ÖZDAL ÜÇER (Devamla) - Evet, size keledoş ikram eder.
Değerli arkadaşlar, söylenecek o kadar çok şey var ki; ama bazı hâller vardır, sözün bittiği andır. Bazı hâller vardır, sözün bittiği andır. Keşke bu deprem olmasaydı. Keşke bu insanlarımız ölmeseydi: Keşke kimse yaralanmamış olmasaydı. Keşke kimse Van'a yardım etmek zorunda kalmasaydı. Ama, bu deprem oldu, insanlarımız öldü, insanlarımız yaralandı ve hâlâ o depremden dolayı yaşamını yitiren o 6 bin yaralıdan insanlar var ve bunlar da deprem ölü sayısına sayılır.

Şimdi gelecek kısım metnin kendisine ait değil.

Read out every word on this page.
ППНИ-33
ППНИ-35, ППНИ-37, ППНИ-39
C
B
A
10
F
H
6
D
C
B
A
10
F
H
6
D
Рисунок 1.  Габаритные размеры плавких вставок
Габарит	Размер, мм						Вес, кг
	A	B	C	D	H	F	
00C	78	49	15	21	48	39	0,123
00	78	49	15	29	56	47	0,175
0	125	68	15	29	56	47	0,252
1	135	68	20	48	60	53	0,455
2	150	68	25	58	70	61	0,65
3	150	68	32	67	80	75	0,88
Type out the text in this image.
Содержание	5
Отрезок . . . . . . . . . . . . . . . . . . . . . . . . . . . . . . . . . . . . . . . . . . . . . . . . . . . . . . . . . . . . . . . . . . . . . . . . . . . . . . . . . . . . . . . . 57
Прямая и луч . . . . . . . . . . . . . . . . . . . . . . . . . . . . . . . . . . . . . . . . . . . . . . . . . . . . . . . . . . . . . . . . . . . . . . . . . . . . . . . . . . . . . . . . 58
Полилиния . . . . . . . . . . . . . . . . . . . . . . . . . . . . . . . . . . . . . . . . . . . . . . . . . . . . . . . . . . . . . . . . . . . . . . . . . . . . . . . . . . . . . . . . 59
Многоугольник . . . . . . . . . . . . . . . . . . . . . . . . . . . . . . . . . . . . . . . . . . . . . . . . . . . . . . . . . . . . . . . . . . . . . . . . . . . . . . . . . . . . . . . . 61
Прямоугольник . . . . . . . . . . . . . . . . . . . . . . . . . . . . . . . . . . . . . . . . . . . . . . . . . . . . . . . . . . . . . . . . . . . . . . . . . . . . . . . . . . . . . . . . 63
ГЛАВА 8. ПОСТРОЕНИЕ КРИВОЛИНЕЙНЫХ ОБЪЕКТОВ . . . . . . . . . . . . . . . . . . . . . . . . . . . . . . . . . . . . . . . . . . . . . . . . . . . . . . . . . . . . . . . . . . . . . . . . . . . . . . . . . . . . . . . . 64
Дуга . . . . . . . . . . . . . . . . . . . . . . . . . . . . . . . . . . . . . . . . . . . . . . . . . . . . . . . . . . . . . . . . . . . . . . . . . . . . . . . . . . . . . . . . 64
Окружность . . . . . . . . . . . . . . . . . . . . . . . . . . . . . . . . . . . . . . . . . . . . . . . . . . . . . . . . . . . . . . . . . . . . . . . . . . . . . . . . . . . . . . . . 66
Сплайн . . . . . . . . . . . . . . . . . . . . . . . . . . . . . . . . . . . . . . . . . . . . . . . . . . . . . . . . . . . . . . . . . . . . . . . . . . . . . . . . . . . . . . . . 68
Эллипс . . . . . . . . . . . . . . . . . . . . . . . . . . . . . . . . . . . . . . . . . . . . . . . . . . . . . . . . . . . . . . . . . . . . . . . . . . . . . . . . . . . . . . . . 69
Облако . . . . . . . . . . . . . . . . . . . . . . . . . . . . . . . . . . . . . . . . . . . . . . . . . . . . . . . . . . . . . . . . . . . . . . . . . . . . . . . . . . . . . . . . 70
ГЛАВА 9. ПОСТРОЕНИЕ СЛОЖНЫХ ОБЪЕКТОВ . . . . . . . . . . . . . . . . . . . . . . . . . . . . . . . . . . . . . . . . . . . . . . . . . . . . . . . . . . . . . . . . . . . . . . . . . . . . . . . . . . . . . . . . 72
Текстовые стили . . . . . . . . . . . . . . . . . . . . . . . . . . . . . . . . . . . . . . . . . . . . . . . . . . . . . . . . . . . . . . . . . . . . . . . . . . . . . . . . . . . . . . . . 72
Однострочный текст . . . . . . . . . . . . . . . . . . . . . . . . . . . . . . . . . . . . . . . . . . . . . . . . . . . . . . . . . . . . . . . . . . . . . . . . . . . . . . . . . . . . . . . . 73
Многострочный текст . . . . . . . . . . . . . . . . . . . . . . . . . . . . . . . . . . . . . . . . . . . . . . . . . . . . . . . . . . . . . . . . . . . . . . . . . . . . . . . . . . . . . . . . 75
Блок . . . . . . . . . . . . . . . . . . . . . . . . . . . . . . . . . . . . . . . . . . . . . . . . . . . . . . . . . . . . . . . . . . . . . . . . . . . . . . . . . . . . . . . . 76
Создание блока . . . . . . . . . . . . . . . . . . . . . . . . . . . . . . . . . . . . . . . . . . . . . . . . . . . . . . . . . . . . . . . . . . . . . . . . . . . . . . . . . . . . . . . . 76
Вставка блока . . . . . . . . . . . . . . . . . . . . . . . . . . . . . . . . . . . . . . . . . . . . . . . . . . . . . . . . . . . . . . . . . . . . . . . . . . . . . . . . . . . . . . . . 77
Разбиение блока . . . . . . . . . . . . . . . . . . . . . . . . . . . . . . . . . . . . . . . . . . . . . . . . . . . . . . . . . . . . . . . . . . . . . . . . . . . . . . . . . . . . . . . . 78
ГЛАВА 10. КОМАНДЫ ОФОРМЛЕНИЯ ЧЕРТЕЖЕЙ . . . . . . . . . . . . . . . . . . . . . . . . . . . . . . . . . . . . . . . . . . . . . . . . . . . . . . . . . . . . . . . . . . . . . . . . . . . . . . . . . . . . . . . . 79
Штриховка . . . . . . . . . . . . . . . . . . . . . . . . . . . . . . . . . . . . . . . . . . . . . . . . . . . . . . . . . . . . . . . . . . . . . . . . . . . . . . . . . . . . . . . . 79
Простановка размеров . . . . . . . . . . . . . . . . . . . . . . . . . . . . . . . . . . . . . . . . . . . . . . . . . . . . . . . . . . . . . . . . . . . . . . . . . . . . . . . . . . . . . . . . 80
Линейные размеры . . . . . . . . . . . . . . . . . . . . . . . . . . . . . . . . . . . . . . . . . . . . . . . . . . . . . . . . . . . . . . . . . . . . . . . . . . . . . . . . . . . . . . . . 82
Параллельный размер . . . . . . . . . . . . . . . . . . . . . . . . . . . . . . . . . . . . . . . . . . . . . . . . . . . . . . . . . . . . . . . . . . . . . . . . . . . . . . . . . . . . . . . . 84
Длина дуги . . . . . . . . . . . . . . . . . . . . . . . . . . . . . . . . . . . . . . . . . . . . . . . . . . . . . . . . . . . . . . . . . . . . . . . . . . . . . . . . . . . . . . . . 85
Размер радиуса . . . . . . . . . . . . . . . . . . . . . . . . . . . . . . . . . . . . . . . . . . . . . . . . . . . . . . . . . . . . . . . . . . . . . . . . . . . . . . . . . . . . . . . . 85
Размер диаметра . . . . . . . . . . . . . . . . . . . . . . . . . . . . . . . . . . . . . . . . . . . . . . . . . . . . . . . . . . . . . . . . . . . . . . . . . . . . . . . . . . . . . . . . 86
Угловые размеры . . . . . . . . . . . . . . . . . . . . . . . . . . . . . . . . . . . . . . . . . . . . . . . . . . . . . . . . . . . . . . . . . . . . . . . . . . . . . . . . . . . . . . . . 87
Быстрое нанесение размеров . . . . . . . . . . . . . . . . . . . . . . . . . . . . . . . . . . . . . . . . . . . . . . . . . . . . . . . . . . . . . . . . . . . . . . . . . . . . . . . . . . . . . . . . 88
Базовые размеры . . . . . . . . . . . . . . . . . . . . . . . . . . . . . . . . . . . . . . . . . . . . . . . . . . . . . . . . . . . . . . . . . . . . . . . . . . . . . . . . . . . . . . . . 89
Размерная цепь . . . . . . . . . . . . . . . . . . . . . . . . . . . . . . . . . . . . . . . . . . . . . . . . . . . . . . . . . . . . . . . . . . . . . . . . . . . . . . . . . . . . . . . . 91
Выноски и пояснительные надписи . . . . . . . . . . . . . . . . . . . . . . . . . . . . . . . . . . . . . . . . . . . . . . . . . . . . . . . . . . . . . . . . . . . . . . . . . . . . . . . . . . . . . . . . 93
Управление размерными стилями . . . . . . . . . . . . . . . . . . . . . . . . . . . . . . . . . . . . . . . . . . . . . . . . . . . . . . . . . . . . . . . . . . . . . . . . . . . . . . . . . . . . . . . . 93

Depremden kurtulduğu hâlde çadırda yanarak ölen bebeklerimiz var. Bunlar için eğer gülüyorsanız, ben sadece sizi kutlarım, sadece kutlarım. Bravo, helal olsun derim, çok iyi bir bütçeniz var derim.
Evet, evet; bizim derdimiz o kadar büyük ki. Van'da insanlar o kadar büyük bir insanlık trajedisi yaşıyor ki. Erciş'te seksen yıl önce devlet daha büyük bir trajedi yaşatmıştı. Erciş'te Zilan katliamı vardı ve Zilan katliamı için katledilen Kürtlerin çocukları şöyle bir ağıt yakmışlardı:
"???..
????" (*)
Aynı ağıt şu an Erciş'te yeniden yankılanıyor. Kardeşini yitiren kişi "Anneciğim kardeşim nerede" diye ağıt yakıyor.
Şimdi "Erciş'te yaralar sarıldı" diyenler utansın. "Van'da yaralar sarıldı" diyenler utansın. "Erciş'te, Van'da depremin bütün etkileri ortadan kaldırıldı" diyenler utansın. (BDP sıralarından alkışlar)
BAŞKAN - Teşekkür ederiz Sayın Üçer.
(*) Bu bölümde Hatip tarafından Türkçe olmayan bir dille birtakım kelimeler ifade edildi.